Avant tout ça, avant Alep, Trump, les fachos à nos portes (les ont-ils jamais quitté ?), Fillon ou Valls et j’en passe, c’était pourtant la même. On a oublié déjà les financiers et leurs triple A quand les financiers ruinaient des villes entières ; déjà oubliés les meurtres policiers quand on encensait ces parasites d’avoir courageusement fait leur métier en ne servant à rien. Et maintenant ces réfugiés dont il faut avoir peur, qu’on « puce » comme du bétail, mais avec beaucoup plus d’humanité. Mais bientôt, sur le modèle de l’Office Alimentaire Vétérinaire (OAV), évaluera t-on le bien être des réfugiés avant leur abatage1 à défaut de camp de concentration disponibles.

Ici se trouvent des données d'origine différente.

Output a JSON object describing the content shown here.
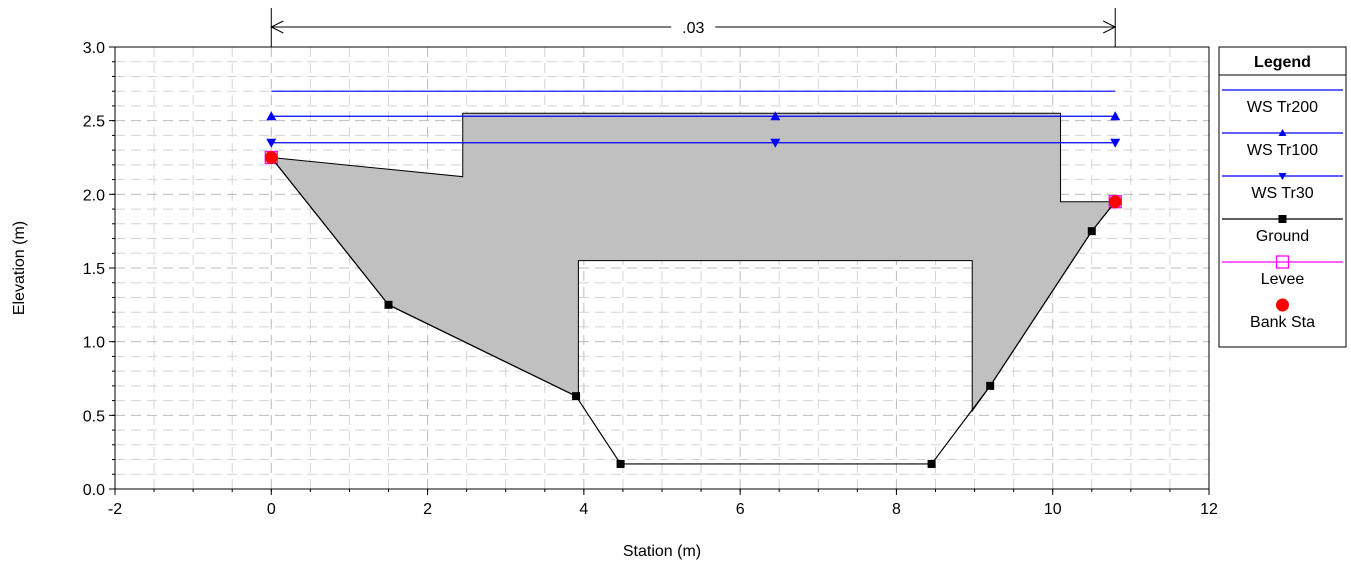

Demain, il y aura des statues de généraux en granit bleu dans les rues d’Alep et des rues au nom de policiers assassins. Il y a bien une avenue Thiers à Bordeaux. Le savant comme le politique expliquent à ceux qui n’ont rien compris à ce monde que c’est l’heure du nationalisme, du repli sur soi, de la peur de la mondialisation. Le pouvoir échappe ici ou là à celui qui s’en était déjà repu. Ailleurs et quelques cadavres plus tard, il revient aux dynasties autoproclamées. En commun, ces braves gens n’ont que le pouvoir qu’on leur laisse bien volontiers, La Boétie n’est pas né de la dernière pluie.
Puis l’on vous donne pour festin la foire électorale où chaque comédien- candidat, à qui mieux-mieux, se réclamera du peuple, ce peuple qui ne se trompe jamais. L’histoire en est la preuve. J’ai entendu : « peuple français », je ne mens pas. Je n’ose pas dire les autres outrances à la raison que j’ai pu également entendre, mes oreilles en souffrent encore. Certains peut-être iront élire des individus que l’on sait pourtant fragiles. Qui confierait son enfant ou sa vieille mère malade à un politicien ? Quelle confiance avoir en un être humain prétendant me gouverner quand je ne demande rien? De quel droit m’imposerait-on d’être gouvernable et donc de renoncer à ma liberté ?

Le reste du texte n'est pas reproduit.